At the summit of St. Catherine's Hill, just outside Winchester, there is a round copse of tall, straight beech trees surrounding the central mound where, presumably, the Norman chapel of St. Catherine once stood.  Alongside it on the north-east side lies the Mizmaze, a turf-cut maze of uncertain antiquity.  Last week we had a brief interval of cold, bright weather, and on Thursday afternoon I was up on top of the hill as the shadows of the beeches lengthened and deepened across the maze.

All around the hill the contrast of late afternoon sunshine and deep January shadow gave a certain air of mystery to even the most ordinary banks and hedges.  It is a rather uncanny place, and it doesn't take much to bring out its strangeness.  Charred logs, ash, and a litter of bottles suggest that the local youth favour it as a night-time gathering place.  I can think of worse places to sit around an improvised fire than on the hill's south-east flank, smoking and drinking with your friends, well out of sight of the town among the Iron Age ramparts, and watching the stars overhead and the twinkling lights on the motorway in the distance below.  Jackson Browne's song "The Barricades of Heaven" comes to mind.

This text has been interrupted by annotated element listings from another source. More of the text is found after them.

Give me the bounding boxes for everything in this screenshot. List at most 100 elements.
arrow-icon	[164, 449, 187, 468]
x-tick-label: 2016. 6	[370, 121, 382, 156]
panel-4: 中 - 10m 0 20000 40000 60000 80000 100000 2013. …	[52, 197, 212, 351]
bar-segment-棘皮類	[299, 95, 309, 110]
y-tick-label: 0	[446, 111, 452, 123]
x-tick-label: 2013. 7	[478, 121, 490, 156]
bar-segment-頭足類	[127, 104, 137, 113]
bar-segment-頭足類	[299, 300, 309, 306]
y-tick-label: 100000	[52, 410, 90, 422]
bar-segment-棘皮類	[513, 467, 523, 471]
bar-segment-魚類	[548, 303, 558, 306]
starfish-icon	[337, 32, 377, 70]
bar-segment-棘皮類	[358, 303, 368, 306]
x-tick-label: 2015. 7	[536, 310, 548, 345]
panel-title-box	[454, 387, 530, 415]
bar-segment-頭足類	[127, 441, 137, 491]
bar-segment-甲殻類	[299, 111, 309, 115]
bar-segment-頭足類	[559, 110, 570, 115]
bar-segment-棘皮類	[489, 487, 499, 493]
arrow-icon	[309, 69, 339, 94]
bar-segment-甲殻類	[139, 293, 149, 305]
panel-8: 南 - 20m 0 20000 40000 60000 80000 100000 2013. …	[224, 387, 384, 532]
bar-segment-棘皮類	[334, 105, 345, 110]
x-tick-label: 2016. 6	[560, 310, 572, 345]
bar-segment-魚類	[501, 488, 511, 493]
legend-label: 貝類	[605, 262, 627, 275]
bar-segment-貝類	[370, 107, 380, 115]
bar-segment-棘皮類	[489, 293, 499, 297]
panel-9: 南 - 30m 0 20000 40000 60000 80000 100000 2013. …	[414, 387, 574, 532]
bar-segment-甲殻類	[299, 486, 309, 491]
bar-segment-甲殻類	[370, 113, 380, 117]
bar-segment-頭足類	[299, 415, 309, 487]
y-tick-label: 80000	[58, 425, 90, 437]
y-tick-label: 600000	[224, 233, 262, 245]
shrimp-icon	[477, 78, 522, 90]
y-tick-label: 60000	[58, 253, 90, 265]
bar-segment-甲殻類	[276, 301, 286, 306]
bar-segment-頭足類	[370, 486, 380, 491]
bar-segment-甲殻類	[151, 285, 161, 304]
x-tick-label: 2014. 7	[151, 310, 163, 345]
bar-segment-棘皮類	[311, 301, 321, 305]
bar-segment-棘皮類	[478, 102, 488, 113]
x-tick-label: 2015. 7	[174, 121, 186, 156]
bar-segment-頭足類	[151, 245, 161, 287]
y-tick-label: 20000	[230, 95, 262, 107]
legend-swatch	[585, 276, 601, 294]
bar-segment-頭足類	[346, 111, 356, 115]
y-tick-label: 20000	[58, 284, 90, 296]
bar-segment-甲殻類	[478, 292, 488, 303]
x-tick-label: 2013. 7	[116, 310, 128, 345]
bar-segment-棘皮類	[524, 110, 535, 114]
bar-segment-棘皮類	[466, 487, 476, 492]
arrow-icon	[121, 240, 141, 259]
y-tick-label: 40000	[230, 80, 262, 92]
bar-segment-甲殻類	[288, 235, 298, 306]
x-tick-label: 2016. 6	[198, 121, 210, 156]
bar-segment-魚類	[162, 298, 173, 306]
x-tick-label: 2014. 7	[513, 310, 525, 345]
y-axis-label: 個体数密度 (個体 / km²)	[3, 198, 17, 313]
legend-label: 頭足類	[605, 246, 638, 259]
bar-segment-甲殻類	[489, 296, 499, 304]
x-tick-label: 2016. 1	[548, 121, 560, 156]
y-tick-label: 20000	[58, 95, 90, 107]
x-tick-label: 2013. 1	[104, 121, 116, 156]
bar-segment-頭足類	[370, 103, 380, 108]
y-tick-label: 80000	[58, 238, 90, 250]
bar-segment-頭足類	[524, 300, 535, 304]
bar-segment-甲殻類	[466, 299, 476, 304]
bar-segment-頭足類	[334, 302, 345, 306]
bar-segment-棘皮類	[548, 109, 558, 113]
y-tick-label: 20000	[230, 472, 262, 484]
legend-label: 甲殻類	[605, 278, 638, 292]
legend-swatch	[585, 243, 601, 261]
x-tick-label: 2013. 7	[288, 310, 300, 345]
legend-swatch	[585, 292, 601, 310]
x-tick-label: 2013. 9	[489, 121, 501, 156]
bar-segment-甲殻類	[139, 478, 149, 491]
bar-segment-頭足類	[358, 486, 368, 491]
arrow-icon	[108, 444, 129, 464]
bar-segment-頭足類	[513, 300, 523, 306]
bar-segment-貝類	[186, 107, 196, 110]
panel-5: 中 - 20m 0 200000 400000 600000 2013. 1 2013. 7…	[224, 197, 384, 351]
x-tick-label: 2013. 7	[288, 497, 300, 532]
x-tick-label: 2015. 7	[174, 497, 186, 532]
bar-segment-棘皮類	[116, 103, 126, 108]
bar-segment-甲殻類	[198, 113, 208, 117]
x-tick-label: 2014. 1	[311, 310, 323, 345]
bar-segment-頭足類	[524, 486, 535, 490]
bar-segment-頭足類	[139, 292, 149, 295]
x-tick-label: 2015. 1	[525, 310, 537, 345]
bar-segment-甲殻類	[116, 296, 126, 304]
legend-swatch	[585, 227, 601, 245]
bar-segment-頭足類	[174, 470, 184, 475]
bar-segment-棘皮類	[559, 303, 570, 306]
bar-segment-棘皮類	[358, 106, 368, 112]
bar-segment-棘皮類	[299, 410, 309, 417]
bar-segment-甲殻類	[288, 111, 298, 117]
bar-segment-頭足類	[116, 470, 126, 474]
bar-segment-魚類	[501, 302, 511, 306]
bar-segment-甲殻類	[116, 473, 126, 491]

On the way back down the most reliable track – and certainly the only route negotiable at night – goes through a brick tunnel which must once have passed beneath the abandoned branch railway line that used to run alongside the Itchen Navigation canal at the bottom of the hill.  Someone has put some curious graffiti in there.  I can't decide whether it's half-finished, interrupted, or simply hermetic to the uninitiated.  Perhaps the right side is intended as a negative of the left?  More curious still are the apparently random chalkmarks overlaying the part-stencilled graffiti, like snail trails.  There's no lighting, so at night it must have something of the feel of a cave, and it's not hard to imagine some would-be teenage shaman inscribing scribbly spells by torchlight with a pebble of the hill's native chalk.